Faster memcpy

Hi,

I am using Ubuntu 13.10 with kernel 3.13.6 on my BBB. I heavily use memcpy in my application. It takes ~18ms to copy 3932160bytes from src to dest. Thats ~200MB/sec. Is there any chance to make memcpy faster?

As compiler I use
gcc-Version 4.8.2 20130902 (prerelease) (crosstool-NG linaro-1.13.1-4.8-2013.09 - Linaro GCC 2013.09)
on my windows machine.
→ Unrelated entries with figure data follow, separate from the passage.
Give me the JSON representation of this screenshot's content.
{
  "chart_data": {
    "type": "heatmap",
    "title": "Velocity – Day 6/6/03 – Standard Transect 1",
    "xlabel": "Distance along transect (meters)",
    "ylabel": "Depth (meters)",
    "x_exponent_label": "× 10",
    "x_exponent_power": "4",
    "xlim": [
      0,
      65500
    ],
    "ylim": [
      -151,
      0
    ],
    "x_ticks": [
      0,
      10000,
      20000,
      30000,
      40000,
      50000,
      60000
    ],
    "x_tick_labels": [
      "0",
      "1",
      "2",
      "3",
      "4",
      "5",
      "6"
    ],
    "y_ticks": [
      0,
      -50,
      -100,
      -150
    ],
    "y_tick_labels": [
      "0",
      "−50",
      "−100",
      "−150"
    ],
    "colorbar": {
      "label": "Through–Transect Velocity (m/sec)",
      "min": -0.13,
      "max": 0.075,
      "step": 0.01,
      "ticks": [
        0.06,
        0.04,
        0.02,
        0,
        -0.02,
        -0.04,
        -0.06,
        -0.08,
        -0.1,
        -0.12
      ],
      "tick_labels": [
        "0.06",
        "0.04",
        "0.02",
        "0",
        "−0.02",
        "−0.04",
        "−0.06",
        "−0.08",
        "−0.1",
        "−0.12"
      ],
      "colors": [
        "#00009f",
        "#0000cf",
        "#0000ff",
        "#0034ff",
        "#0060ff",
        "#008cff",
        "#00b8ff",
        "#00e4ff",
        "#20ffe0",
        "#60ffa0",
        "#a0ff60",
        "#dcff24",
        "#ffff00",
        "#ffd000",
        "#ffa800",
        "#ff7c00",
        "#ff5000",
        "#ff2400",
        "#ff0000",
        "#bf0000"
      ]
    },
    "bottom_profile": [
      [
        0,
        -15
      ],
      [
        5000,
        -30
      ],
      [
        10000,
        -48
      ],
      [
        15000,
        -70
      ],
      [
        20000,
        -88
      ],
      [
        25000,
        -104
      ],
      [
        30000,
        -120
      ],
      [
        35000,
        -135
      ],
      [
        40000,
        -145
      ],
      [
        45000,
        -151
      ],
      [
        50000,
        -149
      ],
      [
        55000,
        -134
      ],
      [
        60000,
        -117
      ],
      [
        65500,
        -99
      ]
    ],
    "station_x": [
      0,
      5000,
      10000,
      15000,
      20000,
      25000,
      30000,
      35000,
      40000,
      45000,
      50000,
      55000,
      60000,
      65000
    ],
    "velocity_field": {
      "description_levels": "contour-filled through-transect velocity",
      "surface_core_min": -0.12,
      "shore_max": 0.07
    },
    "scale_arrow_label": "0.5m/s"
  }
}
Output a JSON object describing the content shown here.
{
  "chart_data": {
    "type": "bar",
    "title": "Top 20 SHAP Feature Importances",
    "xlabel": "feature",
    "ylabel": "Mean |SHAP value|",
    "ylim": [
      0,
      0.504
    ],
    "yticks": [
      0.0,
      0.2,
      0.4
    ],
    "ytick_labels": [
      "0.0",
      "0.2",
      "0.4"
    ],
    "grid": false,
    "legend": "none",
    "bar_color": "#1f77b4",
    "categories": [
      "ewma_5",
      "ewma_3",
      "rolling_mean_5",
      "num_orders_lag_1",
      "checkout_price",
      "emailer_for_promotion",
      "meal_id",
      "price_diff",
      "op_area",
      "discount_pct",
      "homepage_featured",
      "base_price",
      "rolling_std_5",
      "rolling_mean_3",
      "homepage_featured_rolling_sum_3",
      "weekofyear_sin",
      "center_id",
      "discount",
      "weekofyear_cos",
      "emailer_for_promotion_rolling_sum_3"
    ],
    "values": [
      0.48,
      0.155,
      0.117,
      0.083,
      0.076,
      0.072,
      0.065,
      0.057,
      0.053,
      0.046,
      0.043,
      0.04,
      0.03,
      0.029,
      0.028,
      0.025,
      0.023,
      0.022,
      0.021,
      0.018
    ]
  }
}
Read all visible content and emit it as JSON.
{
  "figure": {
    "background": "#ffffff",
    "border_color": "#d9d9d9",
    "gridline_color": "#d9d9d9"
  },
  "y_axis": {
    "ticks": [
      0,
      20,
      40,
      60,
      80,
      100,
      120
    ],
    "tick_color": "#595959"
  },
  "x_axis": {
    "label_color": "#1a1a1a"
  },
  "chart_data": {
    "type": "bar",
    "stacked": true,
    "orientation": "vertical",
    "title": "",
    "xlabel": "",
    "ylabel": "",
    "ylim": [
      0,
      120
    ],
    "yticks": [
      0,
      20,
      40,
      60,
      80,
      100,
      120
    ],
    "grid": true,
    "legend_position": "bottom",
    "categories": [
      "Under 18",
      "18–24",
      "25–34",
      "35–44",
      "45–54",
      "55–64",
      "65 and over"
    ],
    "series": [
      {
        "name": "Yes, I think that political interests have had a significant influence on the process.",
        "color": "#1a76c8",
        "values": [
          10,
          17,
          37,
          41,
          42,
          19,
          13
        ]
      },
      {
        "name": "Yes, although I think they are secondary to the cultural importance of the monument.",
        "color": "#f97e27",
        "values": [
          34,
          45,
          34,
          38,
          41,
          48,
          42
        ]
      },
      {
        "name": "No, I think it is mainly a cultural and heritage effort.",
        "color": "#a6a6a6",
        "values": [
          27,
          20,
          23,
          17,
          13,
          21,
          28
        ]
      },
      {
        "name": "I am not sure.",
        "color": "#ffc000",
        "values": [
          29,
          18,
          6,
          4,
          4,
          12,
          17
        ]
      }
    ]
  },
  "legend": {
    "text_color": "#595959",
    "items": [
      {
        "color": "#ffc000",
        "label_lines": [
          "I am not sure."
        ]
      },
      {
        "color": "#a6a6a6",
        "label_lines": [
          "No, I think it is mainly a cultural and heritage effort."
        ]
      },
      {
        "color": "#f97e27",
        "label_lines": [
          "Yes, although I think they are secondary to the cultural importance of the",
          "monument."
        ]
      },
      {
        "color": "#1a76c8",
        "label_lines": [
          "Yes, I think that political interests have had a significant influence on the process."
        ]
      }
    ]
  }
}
The compiler switches are:
-march=armv7-a -mtune=cortex-a8 -mfloat-abi=hard -mfpu=neon -ffast-math -O3

Any help is appreciated.

Robert

See from here
http://infocenter.arm.com/help/index.jsp?topic=/com.arm.doc.faqs/ka13544.html

fastest way is PLD + NEON

but seems linaro dont use neon as default

I test with this code

#include <stdio.h>
#include <string.h>
#include <stdlib.h>

int main ( void ) {
char *src;
char *dst;
src=malloc(1<<20);
dst=malloc(1<<20);
memcpy(dst,src,(1<<20));
}

arm-linux-gnueabihf-gcc test.c -march=armv7-a -mtune=cortex-a8 -mfloat-abi=hard -mfpu=neon -ffast-math -O3 -static

arm-linux-gnueabihf-objdump -S a.out > memcpy.dump

You can see it . but I dont know if any version gcc for arm use neon + pld as default . if anyone know , please let me know .

Thanks and regards